ホーム | 日系社会ニュース | パラナ州連合会総会=折笠会長が1年のみ続投=2年後、創立50周年見据え=「日本人の心持つ後任育てる」
続投が決まった折笠会長
続投が決まった折笠会長

パラナ州連合会総会=折笠会長が1年のみ続投=2年後、創立50周年見据え=「日本人の心持つ後任育てる」

 パラナ州の連合会「リーガ・アリアンサ」(折笠リカルド会長)の第48回定期総会が1月31日午前、ロンドリーナ市の同会館で開かれた。総会前には役員改選で、折笠会長の続投を希望する声、新会長に立候補しそうな人物も噂されたが、当日の議論の結果、2年後の創立50周年の節目を見据えて、現会長が変則的に1年間のみ続投することに決まった。

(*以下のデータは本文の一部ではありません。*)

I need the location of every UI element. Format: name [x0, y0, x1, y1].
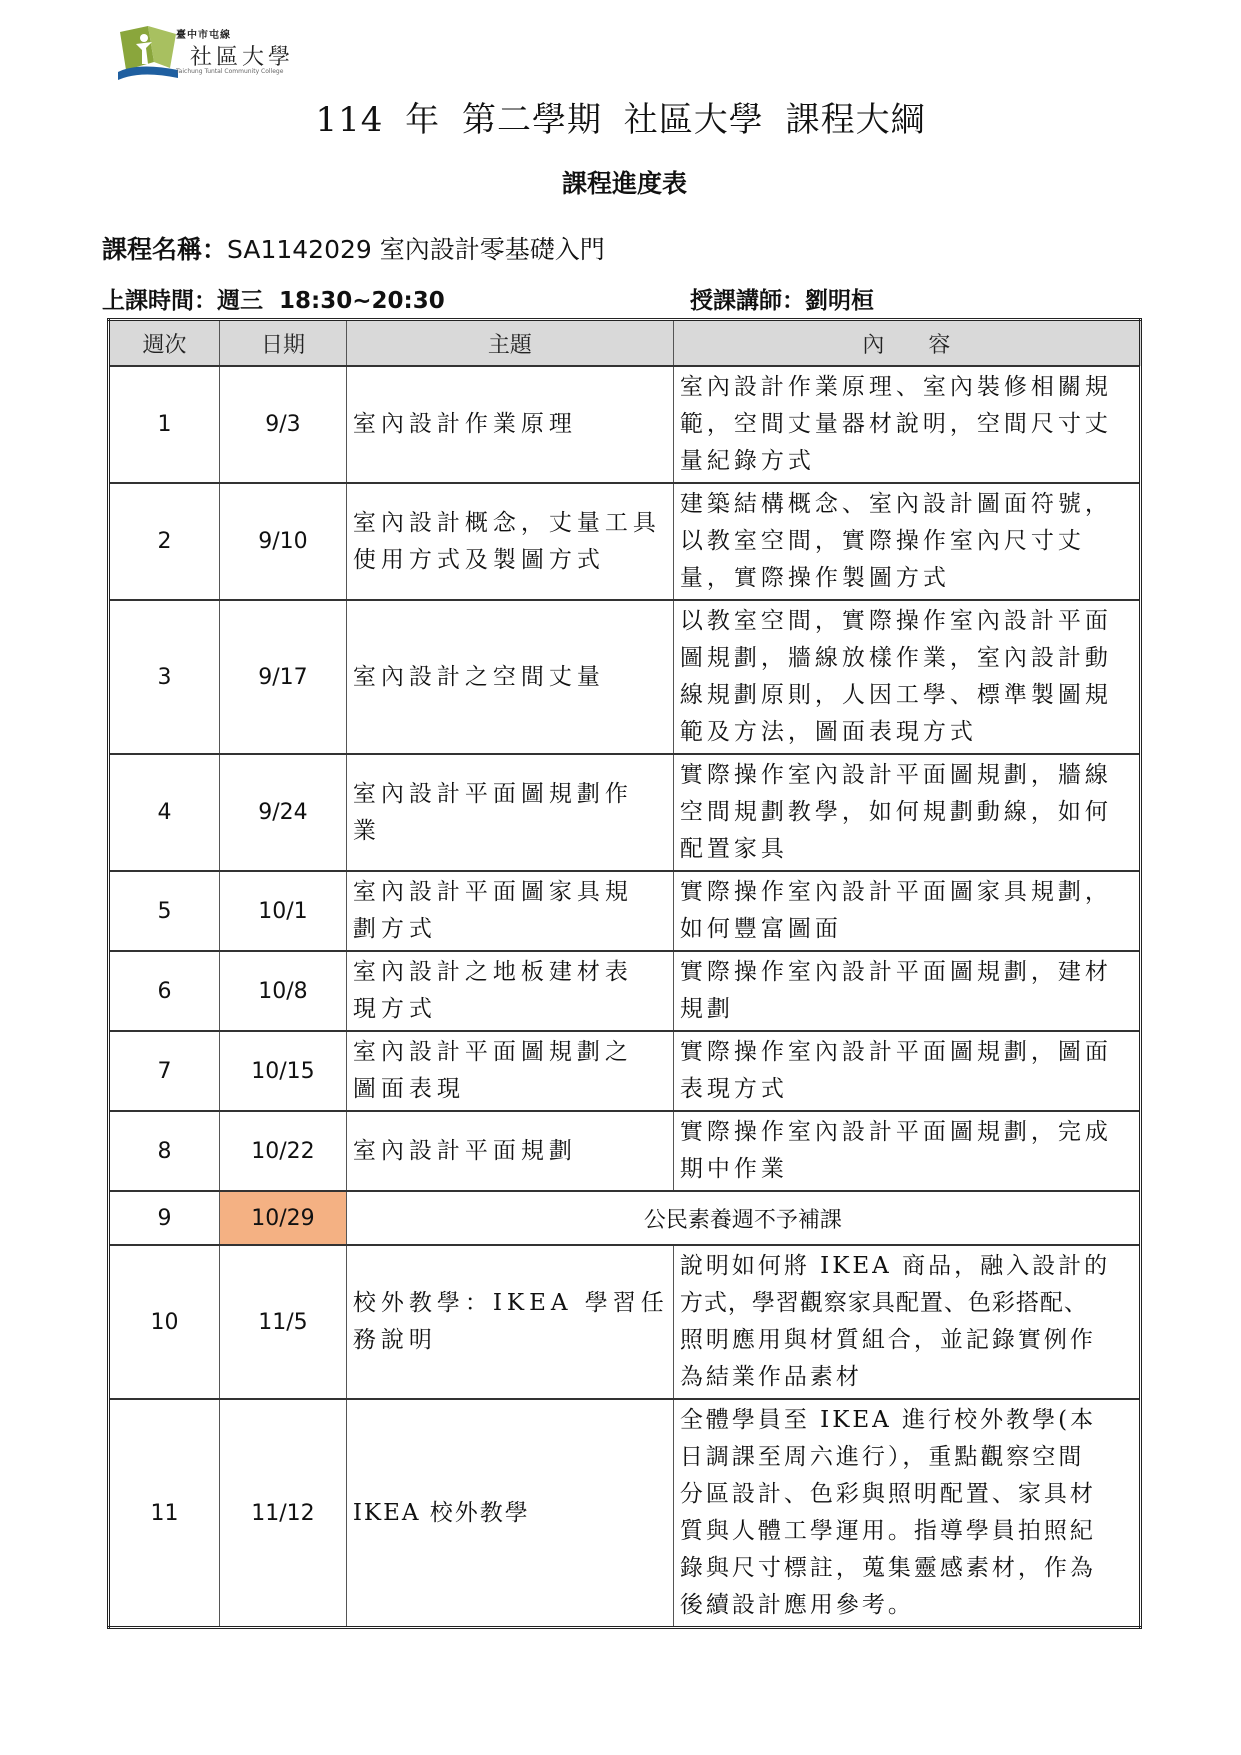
table-row: 5 10/1 室內設計平面圖家具規 劃方式 實際操作室內設計平面圖家具規劃， 如…	[109, 871, 1141, 951]
table-row: 8 10/22 室內設計平面規劃 實際操作室內設計平面圖規劃，完成 期中作業	[109, 1111, 1141, 1191]
content-cell: 實際操作室內設計平面圖規劃，圖面 表現方式	[673, 1031, 1140, 1111]
week-cell: 9	[109, 1191, 220, 1245]
topic-cell: 室內設計平面圖規劃作 業	[346, 754, 673, 871]
logo-english-text: Taichung Tuntal Community College	[176, 68, 283, 75]
topic-cell: 室內設計之地板建材表 現方式	[346, 951, 673, 1031]
week-cell: 5	[109, 871, 220, 951]
date-cell: 9/17	[220, 600, 347, 754]
date-cell: 9/3	[220, 366, 347, 483]
content-cell: 實際操作室內設計平面圖規劃，完成 期中作業	[673, 1111, 1140, 1191]
class-time-label: 上課時間：	[102, 288, 217, 314]
course-name-line: 課程名稱：SA1142029 室內設計零基礎入門	[102, 230, 605, 266]
date-cell: 10/22	[220, 1111, 347, 1191]
table-row: 2 9/10 室內設計概念，丈量工具 使用方式及製圖方式 建築結構概念、室內設計…	[109, 483, 1141, 600]
week-cell: 7	[109, 1031, 220, 1111]
date-cell-highlighted: 10/29	[220, 1191, 347, 1245]
table-row: 3 9/17 室內設計之空間丈量 以教室空間，實際操作室內設計平面 圖規劃，牆線…	[109, 600, 1141, 754]
content-cell: 說明如何將 IKEA 商品，融入設計的 方式，學習觀察家具配置、色彩搭配、 照明…	[673, 1245, 1140, 1399]
topic-cell: 室內設計平面規劃	[346, 1111, 673, 1191]
table-row: 11 11/12 IKEA 校外教學 全體學員至 IKEA 進行校外教學(本 日…	[109, 1399, 1141, 1628]
week-cell: 4	[109, 754, 220, 871]
date-cell: 10/1	[220, 871, 347, 951]
course-name-label: 課程名稱：	[102, 235, 227, 264]
topic-cell: 室內設計概念，丈量工具 使用方式及製圖方式	[346, 483, 673, 600]
week-cell: 1	[109, 366, 220, 483]
teacher-label: 授課講師：	[690, 288, 805, 314]
content-cell: 室內設計作業原理、室內裝修相關規 範，空間丈量器材說明，空間尺寸丈 量紀錄方式	[673, 366, 1140, 483]
holiday-note-cell: 公民素養週不予補課	[346, 1191, 1140, 1245]
table-row: 10 11/5 校外教學：IKEA 學習任 務說明 說明如何將 IKEA 商品，…	[109, 1245, 1141, 1399]
date-cell: 10/15	[220, 1031, 347, 1111]
topic-cell: 室內設計平面圖規劃之 圖面表現	[346, 1031, 673, 1111]
week-cell: 2	[109, 483, 220, 600]
topic-cell: 室內設計之空間丈量	[346, 600, 673, 754]
topic-cell: IKEA 校外教學	[346, 1399, 673, 1628]
table-header-row: 週次 日期 主題 內 容	[109, 320, 1141, 367]
content-cell: 實際操作室內設計平面圖規劃，牆線 空間規劃教學，如何規劃動線，如何 配置家具	[673, 754, 1140, 871]
header-week: 週次	[109, 320, 220, 367]
header-topic: 主題	[346, 320, 673, 367]
date-cell: 9/10	[220, 483, 347, 600]
content-cell: 實際操作室內設計平面圖規劃，建材 規劃	[673, 951, 1140, 1031]
date-cell: 10/8	[220, 951, 347, 1031]
date-cell: 11/12	[220, 1399, 347, 1628]
table-row: 4 9/24 室內設計平面圖規劃作 業 實際操作室內設計平面圖規劃，牆線 空間規…	[109, 754, 1141, 871]
content-cell: 實際操作室內設計平面圖家具規劃， 如何豐富圖面	[673, 871, 1140, 951]
content-cell: 全體學員至 IKEA 進行校外教學(本 日調課至周六進行），重點觀察空間 分區設…	[673, 1399, 1140, 1628]
topic-cell: 室內設計平面圖家具規 劃方式	[346, 871, 673, 951]
document-subtitle: 課程進度表	[0, 164, 1241, 200]
document-title: 114 年 第二學期 社區大學 課程大綱	[0, 92, 1241, 141]
date-cell: 9/24	[220, 754, 347, 871]
table-row: 7 10/15 室內設計平面圖規劃之 圖面表現 實際操作室內設計平面圖規劃，圖面…	[109, 1031, 1141, 1111]
week-cell: 10	[109, 1245, 220, 1399]
course-meta-line: 上課時間：週三 18:30~20:30 授課講師：劉明桓	[102, 282, 1002, 315]
topic-cell: 校外教學：IKEA 學習任 務說明	[346, 1245, 673, 1399]
date-cell: 11/5	[220, 1245, 347, 1399]
header-content: 內 容	[673, 320, 1140, 367]
teacher-line: 授課講師：劉明桓	[690, 282, 874, 315]
week-cell: 3	[109, 600, 220, 754]
teacher-value: 劉明桓	[805, 288, 874, 314]
course-name-value: SA1142029 室內設計零基礎入門	[227, 235, 605, 264]
week-cell: 6	[109, 951, 220, 1031]
logo-top-text: 臺中市屯線	[176, 26, 231, 41]
schedule-table: 週次 日期 主題 內 容 1 9/3 室內設計作業原理 室內設計作業原理、室內裝…	[107, 318, 1142, 1629]
logo-emblem-icon	[118, 22, 178, 82]
table-row-holiday: 9 10/29 公民素養週不予補課	[109, 1191, 1141, 1245]
logo-main-text: 社區大學	[190, 40, 294, 71]
school-logo: 臺中市屯線 社區大學 Taichung Tuntal Community Col…	[118, 22, 318, 82]
header-date: 日期	[220, 320, 347, 367]
content-cell: 建築結構概念、室內設計圖面符號， 以教室空間，實際操作室內尺寸丈 量，實際操作製…	[673, 483, 1140, 600]
week-cell: 8	[109, 1111, 220, 1191]
week-cell: 11	[109, 1399, 220, 1628]
table-row: 1 9/3 室內設計作業原理 室內設計作業原理、室內裝修相關規 範，空間丈量器材…	[109, 366, 1141, 483]
table-row: 6 10/8 室內設計之地板建材表 現方式 實際操作室內設計平面圖規劃，建材 規…	[109, 951, 1141, 1031]
content-cell: 以教室空間，實際操作室內設計平面 圖規劃，牆線放樣作業，室內設計動 線規劃原則，…	[673, 600, 1140, 754]
topic-cell: 室內設計作業原理	[346, 366, 673, 483]
class-time-value: 週三 18:30~20:30	[217, 288, 445, 314]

 傘下64支部の内、委任状合わせ45支部から、全部で約160人が出席した。来賓には在クリチーバ総領事代理として岩戸孝広領事、西森ルイス連邦下議らが立ち会った。
 パラナでは昨年、日伯外交樹立120周年、パラナ入植百周年、兵庫・パラナ姉妹州県の締結45周年という三つの節目を同時に迎えた。3月にこれらの開幕式が梅田邦夫大使、ベット・リッシャ州知事ら臨席の元、州都で開催された。
 6月の移民の日前後には、例年ローランジアで行われている開拓先亡者慰霊祭に加え、州最初の入植地カンバラでも特別に入植100周年記念慰霊祭を行なった。

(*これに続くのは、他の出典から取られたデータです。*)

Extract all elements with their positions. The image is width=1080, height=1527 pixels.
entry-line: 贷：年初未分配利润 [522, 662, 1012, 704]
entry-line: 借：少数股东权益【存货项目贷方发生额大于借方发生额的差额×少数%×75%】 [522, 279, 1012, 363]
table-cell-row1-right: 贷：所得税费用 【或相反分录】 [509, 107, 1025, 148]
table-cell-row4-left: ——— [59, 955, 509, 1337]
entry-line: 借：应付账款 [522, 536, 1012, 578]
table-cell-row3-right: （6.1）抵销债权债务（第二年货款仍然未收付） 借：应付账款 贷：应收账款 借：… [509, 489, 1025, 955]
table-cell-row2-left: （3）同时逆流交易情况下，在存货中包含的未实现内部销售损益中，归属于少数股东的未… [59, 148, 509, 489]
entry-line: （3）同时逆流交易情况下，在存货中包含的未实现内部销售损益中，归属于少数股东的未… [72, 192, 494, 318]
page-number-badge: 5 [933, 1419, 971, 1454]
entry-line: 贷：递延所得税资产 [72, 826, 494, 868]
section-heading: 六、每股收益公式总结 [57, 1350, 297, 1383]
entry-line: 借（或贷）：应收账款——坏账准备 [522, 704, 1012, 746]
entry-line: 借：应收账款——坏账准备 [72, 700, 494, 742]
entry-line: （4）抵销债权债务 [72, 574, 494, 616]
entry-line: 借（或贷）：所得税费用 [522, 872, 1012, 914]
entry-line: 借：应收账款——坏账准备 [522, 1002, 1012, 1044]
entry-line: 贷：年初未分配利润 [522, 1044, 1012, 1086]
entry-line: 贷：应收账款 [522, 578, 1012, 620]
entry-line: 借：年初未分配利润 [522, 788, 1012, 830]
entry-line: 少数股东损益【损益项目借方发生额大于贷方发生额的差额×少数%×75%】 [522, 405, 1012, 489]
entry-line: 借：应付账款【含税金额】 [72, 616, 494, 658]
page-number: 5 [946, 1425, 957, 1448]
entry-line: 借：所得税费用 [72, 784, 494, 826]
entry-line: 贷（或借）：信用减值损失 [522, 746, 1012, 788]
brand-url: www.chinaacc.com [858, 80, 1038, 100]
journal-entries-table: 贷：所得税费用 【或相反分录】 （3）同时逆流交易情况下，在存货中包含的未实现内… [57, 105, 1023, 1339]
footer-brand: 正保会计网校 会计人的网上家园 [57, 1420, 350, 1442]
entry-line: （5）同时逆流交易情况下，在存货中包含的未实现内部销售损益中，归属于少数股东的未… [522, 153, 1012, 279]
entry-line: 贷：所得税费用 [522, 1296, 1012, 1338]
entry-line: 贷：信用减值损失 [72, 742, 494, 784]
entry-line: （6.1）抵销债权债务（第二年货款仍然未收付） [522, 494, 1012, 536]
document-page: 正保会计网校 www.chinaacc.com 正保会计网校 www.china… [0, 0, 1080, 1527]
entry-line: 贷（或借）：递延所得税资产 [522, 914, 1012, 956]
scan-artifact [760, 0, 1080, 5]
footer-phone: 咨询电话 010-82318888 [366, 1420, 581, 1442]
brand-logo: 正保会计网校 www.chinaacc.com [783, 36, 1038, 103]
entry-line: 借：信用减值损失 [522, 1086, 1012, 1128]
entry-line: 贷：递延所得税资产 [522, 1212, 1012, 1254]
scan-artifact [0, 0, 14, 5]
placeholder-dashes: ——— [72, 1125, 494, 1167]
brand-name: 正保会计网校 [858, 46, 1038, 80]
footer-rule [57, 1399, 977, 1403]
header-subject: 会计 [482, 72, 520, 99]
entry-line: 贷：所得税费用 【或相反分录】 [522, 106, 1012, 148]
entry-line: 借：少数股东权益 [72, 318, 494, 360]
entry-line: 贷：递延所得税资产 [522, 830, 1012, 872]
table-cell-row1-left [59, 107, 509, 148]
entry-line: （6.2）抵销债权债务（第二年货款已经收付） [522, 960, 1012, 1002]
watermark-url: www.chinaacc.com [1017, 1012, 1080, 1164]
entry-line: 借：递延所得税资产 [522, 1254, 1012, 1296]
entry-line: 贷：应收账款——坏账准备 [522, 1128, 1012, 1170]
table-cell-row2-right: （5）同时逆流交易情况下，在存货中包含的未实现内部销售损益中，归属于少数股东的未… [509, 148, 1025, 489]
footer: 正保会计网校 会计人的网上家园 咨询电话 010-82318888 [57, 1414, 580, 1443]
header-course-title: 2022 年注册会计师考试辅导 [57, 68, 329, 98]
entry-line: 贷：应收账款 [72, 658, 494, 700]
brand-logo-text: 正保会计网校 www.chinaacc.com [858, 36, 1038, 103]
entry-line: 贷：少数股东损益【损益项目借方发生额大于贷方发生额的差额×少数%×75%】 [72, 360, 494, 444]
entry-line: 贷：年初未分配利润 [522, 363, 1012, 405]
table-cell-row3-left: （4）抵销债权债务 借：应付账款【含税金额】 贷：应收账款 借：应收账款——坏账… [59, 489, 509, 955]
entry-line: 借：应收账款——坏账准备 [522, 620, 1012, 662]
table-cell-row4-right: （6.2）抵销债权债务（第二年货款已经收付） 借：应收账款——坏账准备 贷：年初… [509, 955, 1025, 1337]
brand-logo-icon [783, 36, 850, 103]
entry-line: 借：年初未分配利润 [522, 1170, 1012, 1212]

 8月には井戸敏三・兵庫県知事がパラナ州を訪問。姉妹州県の締結45周年も祝賀した。経済不況などにより、頼りにしていた連邦議員割り当て金がゼロとなりながらも、各種の記念行事を成功させた。
 岩戸領事は三つの式典へ感謝を示しつつ、「記念事業のハイライトとして秋篠宮ご夫妻の来伯が実現した。両国関係の友好化を確信する。今年もパラナを取りまとめるアリアンサの役員、会員らのご多幸をお祈りします」との言葉を送った。
 2期4年を終えた折笠会長は、「1年目は何も分からないまま、2年目から支部回りをして事情を深く知るように努めた。先輩から『借金するな』との助言を頂きながら、あっという間の4年間だった」と振り返った。

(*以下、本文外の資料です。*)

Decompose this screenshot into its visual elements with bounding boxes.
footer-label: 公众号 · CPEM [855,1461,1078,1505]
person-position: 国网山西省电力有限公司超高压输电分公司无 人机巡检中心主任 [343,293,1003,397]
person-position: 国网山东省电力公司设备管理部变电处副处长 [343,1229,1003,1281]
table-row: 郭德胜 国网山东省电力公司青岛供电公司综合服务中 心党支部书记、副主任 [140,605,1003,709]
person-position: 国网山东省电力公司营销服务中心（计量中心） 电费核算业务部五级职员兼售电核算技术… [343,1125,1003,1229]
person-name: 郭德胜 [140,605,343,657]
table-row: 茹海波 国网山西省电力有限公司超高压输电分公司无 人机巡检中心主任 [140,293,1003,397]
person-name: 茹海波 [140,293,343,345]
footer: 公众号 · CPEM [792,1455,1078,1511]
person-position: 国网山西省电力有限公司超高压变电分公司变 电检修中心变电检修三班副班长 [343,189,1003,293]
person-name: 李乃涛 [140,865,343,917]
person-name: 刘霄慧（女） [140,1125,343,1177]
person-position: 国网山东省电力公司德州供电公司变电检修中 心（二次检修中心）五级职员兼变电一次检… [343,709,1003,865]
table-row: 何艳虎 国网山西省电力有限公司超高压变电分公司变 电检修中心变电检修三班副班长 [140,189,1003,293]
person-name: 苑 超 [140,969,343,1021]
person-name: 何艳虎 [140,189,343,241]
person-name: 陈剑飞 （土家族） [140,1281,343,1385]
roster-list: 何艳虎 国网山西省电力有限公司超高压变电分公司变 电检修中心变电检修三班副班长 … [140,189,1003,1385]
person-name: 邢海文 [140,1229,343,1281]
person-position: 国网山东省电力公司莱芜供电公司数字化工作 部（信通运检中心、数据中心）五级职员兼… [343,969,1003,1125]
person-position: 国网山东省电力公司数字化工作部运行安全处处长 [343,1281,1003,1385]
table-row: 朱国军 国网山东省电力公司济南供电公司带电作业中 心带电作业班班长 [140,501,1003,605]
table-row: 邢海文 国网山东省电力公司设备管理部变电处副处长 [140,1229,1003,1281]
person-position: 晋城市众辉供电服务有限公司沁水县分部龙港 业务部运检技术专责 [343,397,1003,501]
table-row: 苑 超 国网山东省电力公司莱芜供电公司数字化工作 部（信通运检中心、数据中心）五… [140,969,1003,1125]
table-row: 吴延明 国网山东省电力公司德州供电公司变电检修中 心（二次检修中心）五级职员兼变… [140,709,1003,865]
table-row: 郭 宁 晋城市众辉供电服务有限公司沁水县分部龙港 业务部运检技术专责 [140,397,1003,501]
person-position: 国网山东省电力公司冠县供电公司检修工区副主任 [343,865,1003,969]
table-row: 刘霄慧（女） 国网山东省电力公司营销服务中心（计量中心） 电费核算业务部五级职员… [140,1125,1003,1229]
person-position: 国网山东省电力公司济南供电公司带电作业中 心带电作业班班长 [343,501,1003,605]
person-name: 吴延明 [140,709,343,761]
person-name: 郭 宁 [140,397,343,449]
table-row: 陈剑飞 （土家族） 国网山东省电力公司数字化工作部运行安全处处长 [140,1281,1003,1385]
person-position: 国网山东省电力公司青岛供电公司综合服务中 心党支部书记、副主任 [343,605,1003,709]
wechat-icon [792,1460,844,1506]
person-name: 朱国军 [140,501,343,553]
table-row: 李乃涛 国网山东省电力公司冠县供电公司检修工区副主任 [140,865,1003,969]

 引き続き議題は役員改選へ。折笠会長は本紙に対し、「あらかじめ退任を決めていたが、昨年11月から続投要請があった。当日は95%の支部長から支持され、1年間だけという条件で引き受けた」と経緯を説明。「最後に後任を育てる任務が残っている。年代や何世か問わず、日本人の心を引き継いだ人間を後継にしたい」と語った。来年の総会で再び議論される。
 7日には役員会が行なわれ、新体制が正式に発足する。2年後の2018年にはリーガ・アリアンサ創立50周年、移民110周年を同時に迎える。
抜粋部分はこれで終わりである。